MechChem Africa

MechChem Africa visits the Wadeville manufacturing facilities of APE Pumps and talks to Richard Harper and Norman Kroukamp about the refurbishment of concrete volute pumps at Lethabo Power Station and the company’s growing reach in Africa.

APE CW Pump Lethabo“The work we recently completed for the Lethabo Power Station in the Free State has been very exciting for us,” begins Harper. “This involved the removal of all six of our CW concrete volute vertical end-suction pumps from the pump well, the replacement and fitting of new wear rings onto the concrete volute floor and the inspection, repair and reassembly of the pumps at our Wadeville facility,” he adds.

“These APE pumps were initially installed back in 1981 to supply cooling water to the two water towers that cool Lethabo’s boiler feed water – and this is their first refurbishment. We are also the pump supplier for the cooling towers at Arnot, Kriel, Duvha, Grootvlei, Hendrina and Komati Power Stations,” continues Kroukamp. These power stations typically have two cooling towers each serviced by six 1.6 m diameter CW pumps installed in a ring in a flooded well,” Harper says.

Describing the role of the pumps, Kroukamp says that once the steam produced by the power stations boiler had passed though the turbines, it needs to be condensed and cooled. At these power stations, this is done by passing the hot boiler feed water through heat exchangers in a wet cooling tower. “Using our CW pumps, cooling water is pumped into the tower and sprayed onto the heat exchangers from above. When it comes into contact with the hot fins of the heat exchanger below, this water evaporates, extracting the heat from the boiler feed water,” Kroukamp explains.

The cooling water required is pumped from a process water dam into a circular well containing a ring of six concrete volume pumps. “The cooling towers use huge amounts of water so at any time at least four of these pumps will be in operation, each supplying up to 7 350 ℓ/s of water at a pressure of 116 kPa, with two additional pumps installed for redundancy, ready to be switched on in the event of a failure,” he tells MechChem Africa, adding that the pumps run at 216 rpm, drawing 1.875 MW (2 515 hp) of power from a 6.6 kV electrical supply.

The original design used in this application came from Allen Gwynne in the UK. “We hold the licenses, patterns and drawing to enable us to manufacture these locally from scratch, and if required, we also have the capability to make engineering design and pattern changes prior to casting,” says Harper.

At Lethabo, the plant operators were becoming a little concerned about falling efficiency and initially decided to remove and replace all six of the wear rings from one of the towers’ pump well. “The clearance between the impeller and wear ring embedded in the concrete volute had increased to between 6.0 and 8.0 mm. The greater gap was allowing increased recirculation inside the pump, reducing the hydraulic efficiency. So a 2.5 mm gap had to be restored to get the pumps running to the OEM design spec again,” Kroukamp explains.

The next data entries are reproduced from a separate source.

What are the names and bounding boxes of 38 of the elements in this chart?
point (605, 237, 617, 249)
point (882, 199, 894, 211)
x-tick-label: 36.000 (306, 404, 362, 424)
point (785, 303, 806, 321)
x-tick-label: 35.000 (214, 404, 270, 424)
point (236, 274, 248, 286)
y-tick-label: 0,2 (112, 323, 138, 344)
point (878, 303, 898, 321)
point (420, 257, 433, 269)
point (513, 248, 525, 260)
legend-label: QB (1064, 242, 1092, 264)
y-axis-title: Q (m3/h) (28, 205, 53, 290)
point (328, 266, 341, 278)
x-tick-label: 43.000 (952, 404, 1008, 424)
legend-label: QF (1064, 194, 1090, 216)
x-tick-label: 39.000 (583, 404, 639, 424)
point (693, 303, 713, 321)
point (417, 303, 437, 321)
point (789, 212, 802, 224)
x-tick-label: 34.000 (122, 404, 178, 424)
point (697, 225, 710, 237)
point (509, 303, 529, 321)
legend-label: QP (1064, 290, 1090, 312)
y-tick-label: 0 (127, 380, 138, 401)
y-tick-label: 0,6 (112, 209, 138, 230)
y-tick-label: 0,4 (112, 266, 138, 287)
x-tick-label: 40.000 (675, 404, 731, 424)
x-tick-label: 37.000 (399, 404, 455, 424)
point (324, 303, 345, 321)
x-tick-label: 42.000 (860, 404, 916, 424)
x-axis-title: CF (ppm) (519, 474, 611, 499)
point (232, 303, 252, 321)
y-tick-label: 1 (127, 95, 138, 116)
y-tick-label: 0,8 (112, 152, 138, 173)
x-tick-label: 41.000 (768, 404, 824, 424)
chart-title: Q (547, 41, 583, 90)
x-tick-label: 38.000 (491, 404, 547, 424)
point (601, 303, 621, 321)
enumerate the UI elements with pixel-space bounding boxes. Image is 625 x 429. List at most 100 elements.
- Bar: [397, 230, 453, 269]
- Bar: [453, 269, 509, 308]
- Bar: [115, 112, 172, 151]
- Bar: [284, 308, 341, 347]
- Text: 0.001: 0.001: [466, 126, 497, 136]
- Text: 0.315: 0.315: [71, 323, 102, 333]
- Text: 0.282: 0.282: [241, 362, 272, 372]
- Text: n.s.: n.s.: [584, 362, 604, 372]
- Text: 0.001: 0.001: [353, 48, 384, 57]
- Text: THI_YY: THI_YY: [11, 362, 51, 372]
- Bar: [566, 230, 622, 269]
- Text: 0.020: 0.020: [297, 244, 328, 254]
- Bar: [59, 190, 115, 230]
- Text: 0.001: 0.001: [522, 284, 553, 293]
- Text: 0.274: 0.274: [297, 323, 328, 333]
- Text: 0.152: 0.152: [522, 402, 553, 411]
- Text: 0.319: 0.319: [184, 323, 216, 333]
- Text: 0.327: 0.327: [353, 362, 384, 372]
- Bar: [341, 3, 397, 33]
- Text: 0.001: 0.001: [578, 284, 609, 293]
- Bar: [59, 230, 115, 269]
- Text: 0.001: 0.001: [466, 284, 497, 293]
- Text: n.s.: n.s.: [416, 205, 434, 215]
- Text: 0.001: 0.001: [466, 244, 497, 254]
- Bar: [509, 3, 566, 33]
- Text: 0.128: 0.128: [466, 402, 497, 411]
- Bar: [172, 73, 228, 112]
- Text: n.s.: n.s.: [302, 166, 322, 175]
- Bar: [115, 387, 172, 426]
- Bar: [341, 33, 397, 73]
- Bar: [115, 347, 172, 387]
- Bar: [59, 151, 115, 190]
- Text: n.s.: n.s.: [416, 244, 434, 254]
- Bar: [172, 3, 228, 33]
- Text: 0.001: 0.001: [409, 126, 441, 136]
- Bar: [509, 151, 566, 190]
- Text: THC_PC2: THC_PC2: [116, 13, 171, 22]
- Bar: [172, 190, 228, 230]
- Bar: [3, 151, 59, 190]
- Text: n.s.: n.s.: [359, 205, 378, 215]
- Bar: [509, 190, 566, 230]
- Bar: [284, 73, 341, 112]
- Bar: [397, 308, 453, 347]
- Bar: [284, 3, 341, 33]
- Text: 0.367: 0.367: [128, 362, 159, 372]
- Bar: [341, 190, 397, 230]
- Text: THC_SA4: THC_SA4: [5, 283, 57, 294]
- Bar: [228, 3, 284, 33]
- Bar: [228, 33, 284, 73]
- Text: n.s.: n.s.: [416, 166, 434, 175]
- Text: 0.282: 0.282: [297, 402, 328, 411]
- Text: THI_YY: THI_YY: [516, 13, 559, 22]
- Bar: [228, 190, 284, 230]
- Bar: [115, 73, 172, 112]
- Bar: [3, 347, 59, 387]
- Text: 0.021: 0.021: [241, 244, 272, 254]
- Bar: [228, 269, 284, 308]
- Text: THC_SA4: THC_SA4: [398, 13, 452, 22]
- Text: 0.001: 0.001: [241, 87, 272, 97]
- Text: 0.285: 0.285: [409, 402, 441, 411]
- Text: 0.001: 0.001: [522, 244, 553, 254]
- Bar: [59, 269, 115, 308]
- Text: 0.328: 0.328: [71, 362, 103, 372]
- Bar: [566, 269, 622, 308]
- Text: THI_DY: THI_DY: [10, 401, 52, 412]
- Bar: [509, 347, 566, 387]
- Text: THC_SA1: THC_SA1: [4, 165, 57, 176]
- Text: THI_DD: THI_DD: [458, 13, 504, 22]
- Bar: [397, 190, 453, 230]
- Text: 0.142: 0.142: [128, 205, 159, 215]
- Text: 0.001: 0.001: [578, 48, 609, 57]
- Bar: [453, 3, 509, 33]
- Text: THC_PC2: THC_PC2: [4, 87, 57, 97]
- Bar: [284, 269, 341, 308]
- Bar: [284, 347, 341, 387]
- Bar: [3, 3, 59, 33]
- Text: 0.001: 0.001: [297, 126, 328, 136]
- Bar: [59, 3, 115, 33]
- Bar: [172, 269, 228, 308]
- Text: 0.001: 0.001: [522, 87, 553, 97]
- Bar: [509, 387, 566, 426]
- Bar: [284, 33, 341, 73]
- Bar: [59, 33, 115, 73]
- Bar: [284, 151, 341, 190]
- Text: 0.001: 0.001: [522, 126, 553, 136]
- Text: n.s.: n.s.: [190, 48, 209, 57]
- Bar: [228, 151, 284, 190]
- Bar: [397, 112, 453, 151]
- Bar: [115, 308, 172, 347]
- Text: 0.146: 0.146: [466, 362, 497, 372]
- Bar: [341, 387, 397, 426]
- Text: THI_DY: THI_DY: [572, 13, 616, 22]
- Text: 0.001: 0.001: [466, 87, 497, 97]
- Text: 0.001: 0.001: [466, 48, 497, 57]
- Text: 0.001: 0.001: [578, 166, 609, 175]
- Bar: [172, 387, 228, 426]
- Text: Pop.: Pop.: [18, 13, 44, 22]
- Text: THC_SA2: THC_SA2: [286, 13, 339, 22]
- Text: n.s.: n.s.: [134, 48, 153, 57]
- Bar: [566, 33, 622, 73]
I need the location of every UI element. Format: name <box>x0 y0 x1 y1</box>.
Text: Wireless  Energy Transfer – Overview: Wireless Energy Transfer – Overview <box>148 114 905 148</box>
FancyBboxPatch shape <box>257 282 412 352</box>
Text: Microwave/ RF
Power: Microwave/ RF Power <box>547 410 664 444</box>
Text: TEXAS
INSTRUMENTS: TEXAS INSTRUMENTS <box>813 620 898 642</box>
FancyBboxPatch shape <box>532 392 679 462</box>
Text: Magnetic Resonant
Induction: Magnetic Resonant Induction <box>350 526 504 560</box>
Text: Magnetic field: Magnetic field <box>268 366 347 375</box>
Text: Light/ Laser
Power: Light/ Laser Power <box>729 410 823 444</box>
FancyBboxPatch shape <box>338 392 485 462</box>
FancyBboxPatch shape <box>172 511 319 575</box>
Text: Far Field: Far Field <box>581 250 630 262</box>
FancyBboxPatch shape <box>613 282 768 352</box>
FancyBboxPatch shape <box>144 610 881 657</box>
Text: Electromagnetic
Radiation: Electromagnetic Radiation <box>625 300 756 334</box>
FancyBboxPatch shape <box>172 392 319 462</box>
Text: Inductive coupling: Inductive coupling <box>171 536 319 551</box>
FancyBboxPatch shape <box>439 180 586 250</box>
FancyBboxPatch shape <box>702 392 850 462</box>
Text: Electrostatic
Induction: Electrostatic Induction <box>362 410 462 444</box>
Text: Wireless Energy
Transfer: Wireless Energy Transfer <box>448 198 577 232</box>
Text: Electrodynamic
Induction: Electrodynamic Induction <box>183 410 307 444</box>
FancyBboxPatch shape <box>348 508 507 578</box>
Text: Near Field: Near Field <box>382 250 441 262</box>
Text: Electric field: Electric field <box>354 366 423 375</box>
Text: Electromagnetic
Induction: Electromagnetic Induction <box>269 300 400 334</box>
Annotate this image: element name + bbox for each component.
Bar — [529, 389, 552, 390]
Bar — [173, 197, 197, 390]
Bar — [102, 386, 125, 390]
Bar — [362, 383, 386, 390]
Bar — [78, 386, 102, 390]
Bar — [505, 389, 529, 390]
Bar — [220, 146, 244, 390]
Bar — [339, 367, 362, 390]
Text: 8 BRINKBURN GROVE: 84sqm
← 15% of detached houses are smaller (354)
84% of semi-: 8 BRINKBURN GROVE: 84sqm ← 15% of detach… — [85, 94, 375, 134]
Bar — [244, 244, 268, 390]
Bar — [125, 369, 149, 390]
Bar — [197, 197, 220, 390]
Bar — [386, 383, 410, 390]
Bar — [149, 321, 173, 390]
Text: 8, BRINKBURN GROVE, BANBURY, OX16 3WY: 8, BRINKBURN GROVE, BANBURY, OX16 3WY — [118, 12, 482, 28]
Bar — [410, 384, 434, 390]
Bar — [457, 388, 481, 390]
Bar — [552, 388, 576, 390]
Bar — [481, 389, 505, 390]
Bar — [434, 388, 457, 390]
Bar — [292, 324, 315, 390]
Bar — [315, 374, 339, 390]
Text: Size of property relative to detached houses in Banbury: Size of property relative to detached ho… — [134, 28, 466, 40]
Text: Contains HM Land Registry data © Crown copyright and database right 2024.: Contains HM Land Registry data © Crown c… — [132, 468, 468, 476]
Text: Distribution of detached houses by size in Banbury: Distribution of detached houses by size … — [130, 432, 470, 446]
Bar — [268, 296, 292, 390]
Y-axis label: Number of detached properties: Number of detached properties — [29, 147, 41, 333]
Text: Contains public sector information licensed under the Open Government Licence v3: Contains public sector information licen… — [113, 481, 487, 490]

“For the repair, the well was drained by Eskom, who also removed the motors. Using the permanently installed crane, the rotating assemblies were then removed and inspected at our Wadeville facility. Then the wear rings in the volute were all removed and replaced.

“The four pump assemblies in the best conditions were simply inspected and reassembled. After 37 years of service, these were still in excellent condition,” Kroukamp notes. “The other two showed signs of deterioration in the white metal bearing and thrust assemblies, so these were stripped down in our factory and refurbished. The journal and thrust-bearing pads were all re-polished, reassembled and then we took the pump assemblies back to site and dropped them into the volutes.

“Having started the work during December of 2017, we were finished by April 2018, well before the end of the official half-shutdown at Lethabo. All the pumps are now installed and running efficiently to specifications and we are now finalising work on the power station’s spare unit,” says Kroukamp.

Harper continues: “Previously, we manufactured three replacement impellers for Kriel and we are currently replacing Arnot impellers that experienced cavitation caused by running them in an inadequately flooded well with reduced suction pressure (NPSH).

“We have also completed similar refurbishments for Camden, Hendrina, Duvha, Komati and Grootvlei, and we are currently actively involved with Kriel power station,” he says, adding that work on pumps for the second Lethabo cooling tower is planned for the 2019 shutdown.

Enhancing APE’s reach in Africa

APE Pumps is now 66 years old, having started out as a Dowson and Dobson company and the local supplier for Amalgamated Power Engineering from Bedford in the UK. “We are well known for our 6- to 42-inch vertical turbine range, but our roots also include multi­stage high lift pumps and split-case pumps for bulk water transport,” notes Harper.